The Buy BC program promotes and markets a wide variety of local agriculture, food and beverage products, while the Feed BC initiative focuses on increasing the use of locally grown and processed foods in hospitals, schools, and other government facilities. Grow BC is designed to help young farmers access land, while also supporting fruit and nut growers and processors to expand local food production.

Around $35 million of the ag ministry budget will go towards supporting the centralized quarantine program for foreign workers arriving in the summer for the cherry-picking season.

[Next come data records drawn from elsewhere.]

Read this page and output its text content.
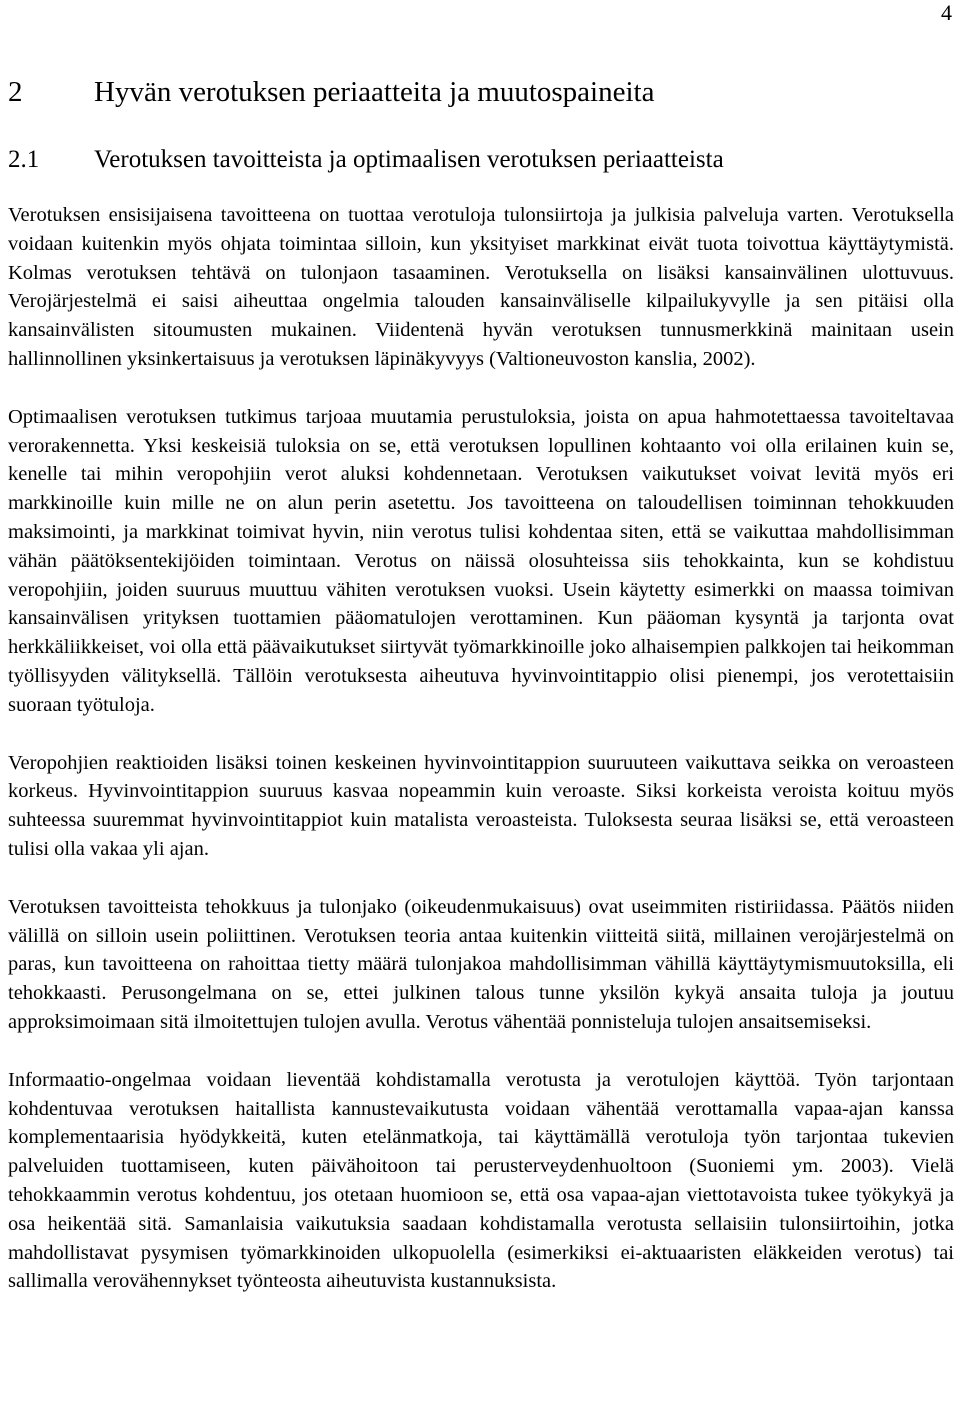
4
2 Hyvän verotuksen periaatteita ja muutospaineita
2.1 Verotuksen tavoitteista ja optimaalisen verotuksen periaatteista

Verotuksen ensisijaisena tavoitteena on tuottaa verotuloja tulonsiirtoja ja julkisia palveluja varten. Verotuksella voidaan kuitenkin myös ohjata toimintaa silloin, kun yksityiset markkinat eivät tuota toivottua käyttäytymistä. Kolmas verotuksen tehtävä on tulonjaon tasaaminen. Verotuksella on lisäksi kansainvälinen ulottuvuus. Verojärjestelmä ei saisi aiheuttaa ongelmia talouden kansainväliselle kilpailukyvylle ja sen pitäisi olla kansainvälisten sitoumusten mukainen. Viidentenä hyvän verotuksen tunnusmerkkinä mainitaan usein hallinnollinen yksinkertaisuus ja verotuksen läpinäkyvyys (Valtioneuvoston kanslia, 2002).

Optimaalisen verotuksen tutkimus tarjoaa muutamia perustuloksia, joista on apua hahmotettaessa tavoiteltavaa verorakennetta. Yksi keskeisiä tuloksia on se, että verotuksen lopullinen kohtaanto voi olla erilainen kuin se, kenelle tai mihin veropohjiin verot aluksi kohdennetaan. Verotuksen vaikutukset voivat levitä myös eri markkinoille kuin mille ne on alun perin asetettu. Jos tavoitteena on taloudellisen toiminnan tehokkuuden maksimointi, ja markkinat toimivat hyvin, niin verotus tulisi kohdentaa siten, että se vaikuttaa mahdollisimman vähän päätöksentekijöiden toimintaan. Verotus on näissä olosuhteissa siis tehokkainta, kun se kohdistuu veropohjiin, joiden suuruus muuttuu vähiten verotuksen vuoksi. Usein käytetty esimerkki on maassa toimivan kansainvälisen yrityksen tuottamien pääomatulojen verottaminen. Kun pääoman kysyntä ja tarjonta ovat herkkäliikkeiset, voi olla että päävaikutukset siirtyvät työmarkkinoille joko alhaisempien palkkojen tai heikomman työllisyyden välityksellä. Tällöin verotuksesta aiheutuva hyvinvointitappio olisi pienempi, jos verotettaisiin suoraan työtuloja.

Veropohjien reaktioiden lisäksi toinen keskeinen hyvinvointitappion suuruuteen vaikuttava seikka on veroasteen korkeus. Hyvinvointitappion suuruus kasvaa nopeammin kuin veroaste. Siksi korkeista veroista koituu myös suhteessa suuremmat hyvinvointitappiot kuin matalista veroasteista. Tuloksesta seuraa lisäksi se, että veroasteen tulisi olla vakaa yli ajan.

Verotuksen tavoitteista tehokkuus ja tulonjako (oikeudenmukaisuus) ovat useimmiten ristiriidassa. Päätös niiden välillä on silloin usein poliittinen. Verotuksen teoria antaa kuitenkin viitteitä siitä, millainen verojärjestelmä on paras, kun tavoitteena on rahoittaa tietty määrä tulonjakoa mahdollisimman vähillä käyttäytymismuutoksilla, eli tehokkaasti. Perusongelmana on se, ettei julkinen talous tunne yksilön kykyä ansaita tuloja ja joutuu approksimoimaan sitä ilmoitettujen tulojen avulla. Verotus vähentää ponnisteluja tulojen ansaitsemiseksi.

Informaatio-ongelmaa voidaan lieventää kohdistamalla verotusta ja verotulojen käyttöä. Työn tarjontaan kohdentuvaa verotuksen haitallista kannustevaikutusta voidaan vähentää verottamalla vapaa-ajan kanssa komplementaarisia hyödykkeitä, kuten etelänmatkoja, tai käyttämällä verotuloja työn tarjontaa tukevien palveluiden tuottamiseen, kuten päivähoitoon tai perusterveydenhuoltoon (Suoniemi ym. 2003). Vielä tehokkaammin verotus kohdentuu, jos otetaan huomioon se, että osa vapaa-ajan viettotavoista tukee työkykyä ja osa heikentää sitä. Samanlaisia vaikutuksia saadaan kohdistamalla verotusta sellaisiin tulonsiirtoihin, jotka mahdollistavat pysymisen työmarkkinoiden ulkopuolella (esimerkiksi ei-aktuaaristen eläkkeiden verotus) tai sallimalla verovähennykset työnteosta aiheutuvista kustannuksista.
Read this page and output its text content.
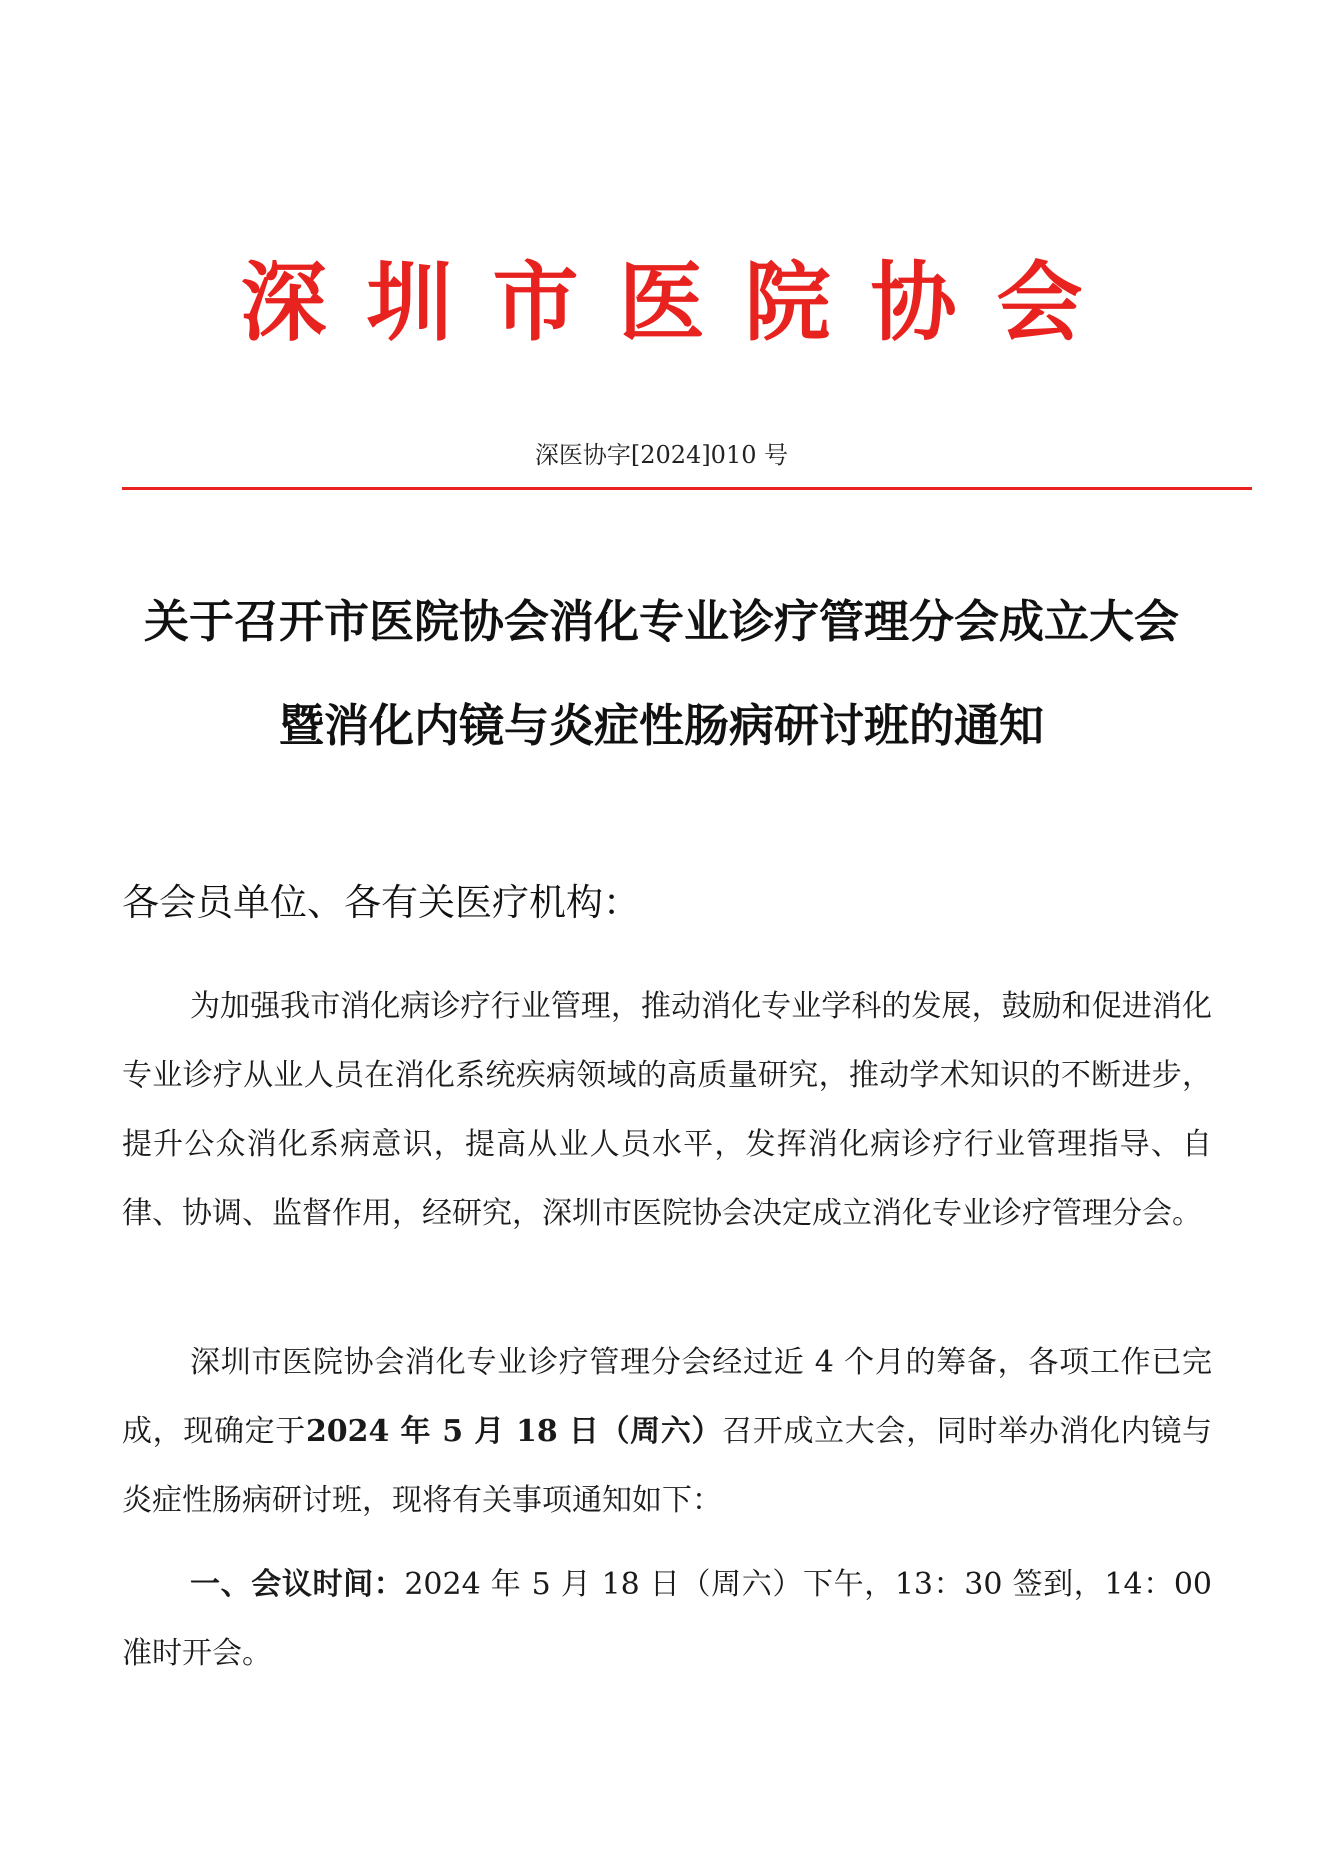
深圳市医院协会
深医协字[2024]010 号
关于召开市医院协会消化专业诊疗管理分会成立大会
暨消化内镜与炎症性肠病研讨班的通知
各会员单位、各有关医疗机构：
为加强我市消化病诊疗行业管理，推动消化专业学科的发展，鼓励和促进消化专业诊疗从业人员在消化系统疾病领域的高质量研究，推动学术知识的不断进步，提升公众消化系病意识，提高从业人员水平，发挥消化病诊疗行业管理指导、自律、协调、监督作用，经研究，深圳市医院协会决定成立消化专业诊疗管理分会。
深圳市医院协会消化专业诊疗管理分会经过近 4 个月的筹备，各项工作已完成，现确定于2024 年 5 月 18 日（周六）召开成立大会，同时举办消化内镜与炎症性肠病研讨班，现将有关事项通知如下：
一、会议时间：2024 年 5 月 18 日（周六）下午，13：30 签到，14：00 准时开会。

“There’s some expenditure that’s already been made, not through the ministry of agriculture, but through a COVID-19 recovery fund, that has really helped out the free fruit sector and more generally the horticulture sector,” said Lucas.

“We get over 7,000 workers a year. They get quarantined in Richmond. That really helps out our sector and keeps the workers safe.”

After experiencing two years of challenges brought on by intense periods of rain and frost, he said that he expects the cherry sector to bounce back this year.

“There have been impacts there from those two tough years, but I think the cherry sector looks towards these programs and hopefully some of them enhance access to foreign markets and to develop new crop protection techniques and so on,” he said.

He noted the apple sector is also on a downturn, as work is being done with the government to develop a tree-fruit stabilization initiative.

“We are looking for more programs and help for that sector. We hope that there’s room within the agriculture budget to help out,” he said.

An additional $7 million from last year’s budget will go towards supporting the development of food hubs, farm innovation and food processing. $7.5 million is being allocated to agri-tech initiatives by the B.C. Ministry of Jobs, Economic Recovery and Innovation.

“From an overall perspective, it’s a good trend and trajectory for the agriculture budget,” said Lucas.

READ MORE: B.C. deficit to grow by $19 billion for COVID-19 recovery spending

READ MORE: B.C. budget to expand $10-a-day child care, but misses the mark on ‘truly universal’ system

“We’re looking forward to that continuing in the future.”